Blame it on soaring fuel prices, broader commodity prices or an unending flow of harsh weather. For whatever reasons, this spring has seen the freight recovery stall.
Major U.S. freight railroads had their best week so far this year at the end of March. That’s actual freight volume measured each week in carloads and intermodal units, instead of year-over-year comparisons. Although intermodal appears to be picking up again — the container side of that business reached the high point of the year in mid-May — it lost about seven weeks of gains. Even worse, carload shipments of bulk commodities and heavy goods from metals to finished vehicles are running well behind early spring levels.
Likewise, the trucking industry has seen a traffic slump as well. April’s truck tonnage index from the American Trucking Associations fell 0.7 percent.
A continuing bright spot is exports. The Commerce Department said inflation-adjusted exports of goods and services grew at a 9.2 percent annual pace in the first quarter, while the far larger import category increased 7.5 percent. And ocean container rates have stiffened in recent months after starting the year on a decline, as import traffic has strengthened. That suggests some renewed freight demand is in the pipeline.
Still, the domestic traffic trends are worrisome, and probably point to something more than what seems like an unending series of turbulent and sometimes deadly weather events. For instance, the Institute for Supply Management’s gauges of both factory and non-manufacturing activity slowed in April to their lowest levels in months, still showing growth but not as much as earlier in this year.

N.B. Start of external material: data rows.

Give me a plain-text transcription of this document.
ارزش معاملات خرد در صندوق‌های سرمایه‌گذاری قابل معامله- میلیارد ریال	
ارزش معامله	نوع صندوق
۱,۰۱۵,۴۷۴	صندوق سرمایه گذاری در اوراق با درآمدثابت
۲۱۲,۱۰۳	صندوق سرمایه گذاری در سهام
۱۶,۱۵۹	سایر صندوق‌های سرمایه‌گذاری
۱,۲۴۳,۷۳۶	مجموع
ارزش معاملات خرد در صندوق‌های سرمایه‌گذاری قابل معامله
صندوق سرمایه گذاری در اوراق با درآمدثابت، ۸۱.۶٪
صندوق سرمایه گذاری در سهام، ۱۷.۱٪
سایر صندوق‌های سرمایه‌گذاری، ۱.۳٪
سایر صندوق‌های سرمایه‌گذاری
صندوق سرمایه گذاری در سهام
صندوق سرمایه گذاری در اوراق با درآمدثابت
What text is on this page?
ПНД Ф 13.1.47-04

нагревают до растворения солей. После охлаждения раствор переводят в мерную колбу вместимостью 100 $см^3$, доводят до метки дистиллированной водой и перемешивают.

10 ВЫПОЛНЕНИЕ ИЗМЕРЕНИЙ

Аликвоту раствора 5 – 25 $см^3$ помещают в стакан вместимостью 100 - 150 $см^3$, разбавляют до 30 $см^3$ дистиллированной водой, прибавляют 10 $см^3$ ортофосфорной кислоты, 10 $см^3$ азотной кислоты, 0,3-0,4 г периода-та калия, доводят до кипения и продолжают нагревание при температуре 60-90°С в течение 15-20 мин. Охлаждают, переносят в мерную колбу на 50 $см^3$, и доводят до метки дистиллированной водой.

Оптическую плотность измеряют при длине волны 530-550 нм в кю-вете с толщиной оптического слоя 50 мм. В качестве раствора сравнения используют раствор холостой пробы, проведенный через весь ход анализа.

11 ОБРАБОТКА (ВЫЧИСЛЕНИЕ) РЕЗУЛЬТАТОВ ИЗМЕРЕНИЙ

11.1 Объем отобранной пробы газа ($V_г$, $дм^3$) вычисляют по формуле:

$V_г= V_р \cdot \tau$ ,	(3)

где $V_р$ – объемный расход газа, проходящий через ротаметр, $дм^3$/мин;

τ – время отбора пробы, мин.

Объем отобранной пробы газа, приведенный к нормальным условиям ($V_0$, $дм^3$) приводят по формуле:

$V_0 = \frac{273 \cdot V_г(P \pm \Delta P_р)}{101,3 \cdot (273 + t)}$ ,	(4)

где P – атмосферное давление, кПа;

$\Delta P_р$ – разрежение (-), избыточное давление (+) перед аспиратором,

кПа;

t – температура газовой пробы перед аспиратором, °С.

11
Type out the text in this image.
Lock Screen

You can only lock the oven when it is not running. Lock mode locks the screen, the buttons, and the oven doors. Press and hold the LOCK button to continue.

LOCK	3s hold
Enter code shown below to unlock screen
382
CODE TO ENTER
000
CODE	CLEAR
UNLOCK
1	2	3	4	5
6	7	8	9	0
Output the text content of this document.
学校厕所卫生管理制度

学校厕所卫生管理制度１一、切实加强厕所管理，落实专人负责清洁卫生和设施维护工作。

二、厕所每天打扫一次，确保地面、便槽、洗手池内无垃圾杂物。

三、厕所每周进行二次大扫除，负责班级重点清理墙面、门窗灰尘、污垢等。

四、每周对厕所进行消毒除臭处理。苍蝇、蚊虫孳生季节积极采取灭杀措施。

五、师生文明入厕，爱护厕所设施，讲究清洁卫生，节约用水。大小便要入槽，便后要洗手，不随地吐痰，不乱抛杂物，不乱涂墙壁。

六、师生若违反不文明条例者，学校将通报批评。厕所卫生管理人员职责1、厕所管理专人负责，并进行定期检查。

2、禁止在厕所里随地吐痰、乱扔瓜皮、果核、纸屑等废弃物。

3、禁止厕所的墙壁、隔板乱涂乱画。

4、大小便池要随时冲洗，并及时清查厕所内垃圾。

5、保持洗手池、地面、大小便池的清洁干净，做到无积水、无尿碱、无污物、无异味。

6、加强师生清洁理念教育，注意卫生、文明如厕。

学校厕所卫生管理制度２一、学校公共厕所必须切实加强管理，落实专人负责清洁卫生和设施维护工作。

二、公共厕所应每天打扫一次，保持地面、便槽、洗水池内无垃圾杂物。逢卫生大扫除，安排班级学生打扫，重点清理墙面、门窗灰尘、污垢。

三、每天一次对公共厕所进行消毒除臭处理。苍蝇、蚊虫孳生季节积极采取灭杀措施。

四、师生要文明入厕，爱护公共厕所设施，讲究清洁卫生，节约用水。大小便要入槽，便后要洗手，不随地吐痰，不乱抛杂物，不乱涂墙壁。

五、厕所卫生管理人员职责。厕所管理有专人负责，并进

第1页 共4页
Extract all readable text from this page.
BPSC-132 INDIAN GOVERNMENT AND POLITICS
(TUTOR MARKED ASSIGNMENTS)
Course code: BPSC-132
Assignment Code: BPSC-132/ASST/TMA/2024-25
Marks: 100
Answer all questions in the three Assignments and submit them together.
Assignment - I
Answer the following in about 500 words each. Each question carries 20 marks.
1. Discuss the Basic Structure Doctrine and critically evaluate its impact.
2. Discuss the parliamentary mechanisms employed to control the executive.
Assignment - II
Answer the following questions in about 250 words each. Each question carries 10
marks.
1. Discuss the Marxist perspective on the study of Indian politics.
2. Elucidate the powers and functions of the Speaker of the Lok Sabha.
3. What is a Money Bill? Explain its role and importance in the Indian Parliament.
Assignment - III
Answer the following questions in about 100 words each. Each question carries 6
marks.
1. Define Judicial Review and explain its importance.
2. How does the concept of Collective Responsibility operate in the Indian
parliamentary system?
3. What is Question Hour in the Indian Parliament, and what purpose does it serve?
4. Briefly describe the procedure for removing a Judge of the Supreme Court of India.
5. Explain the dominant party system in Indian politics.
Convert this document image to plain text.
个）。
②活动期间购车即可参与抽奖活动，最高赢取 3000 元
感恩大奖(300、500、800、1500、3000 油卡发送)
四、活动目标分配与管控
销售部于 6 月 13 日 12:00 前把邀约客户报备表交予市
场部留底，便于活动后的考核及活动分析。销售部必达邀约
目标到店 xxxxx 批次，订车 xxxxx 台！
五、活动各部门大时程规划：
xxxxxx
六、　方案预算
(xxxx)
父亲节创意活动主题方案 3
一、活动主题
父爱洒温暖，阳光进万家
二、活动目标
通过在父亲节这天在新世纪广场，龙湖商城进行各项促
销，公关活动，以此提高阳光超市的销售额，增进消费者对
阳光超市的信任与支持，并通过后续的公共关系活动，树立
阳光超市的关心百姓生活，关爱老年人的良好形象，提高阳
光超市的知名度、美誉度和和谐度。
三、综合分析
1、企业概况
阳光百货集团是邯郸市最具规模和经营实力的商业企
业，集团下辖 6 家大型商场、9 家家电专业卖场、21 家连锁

And in the first quarter, the U.S. economy only grew by 1.8 percent. In another example, the Richmond Federal Reserve Bank said its May 11 snapshot of business in the Carolinas shows activity there “declined materially” from early April.
Economists recently cut their full-year estimates for how much the U.S. will grow in 2011, pointing to the commerce-sapping fuel price surge as the main reason. It cuts into business and household spending by raising costs of a staple item and pushing consumers to forego other purchases. This writer just finished a car trip to and from Ohio, paying $1 a gallon more than a trip earlier this year into North Carolina. Some long-haul truck drivers would now have to pay $800 to completely fill up both tanks on a rig.
Now, this is not to say a new recession is forming. Some key industrial rail cargoes are finally starting to strengthen again, and when Canadian traffic is included intermodal volume last week was at a high for the year. Ocean shipping rates have strengthened recently, as the busiest time approaches for boxed imports. And things are better overall than a year ago, when a freight slowdown became part of a “double-dip” recession risk.
But there are risks nonetheless. The U.S. economy has been slower in April and May than even the slow-growth first quarter, and jobless insurance claims are starting to edge higher again. For two months or more the economy has been in a rut, much of it tied to soaring fuel costs, and the highest demand time for motor fuel starts now.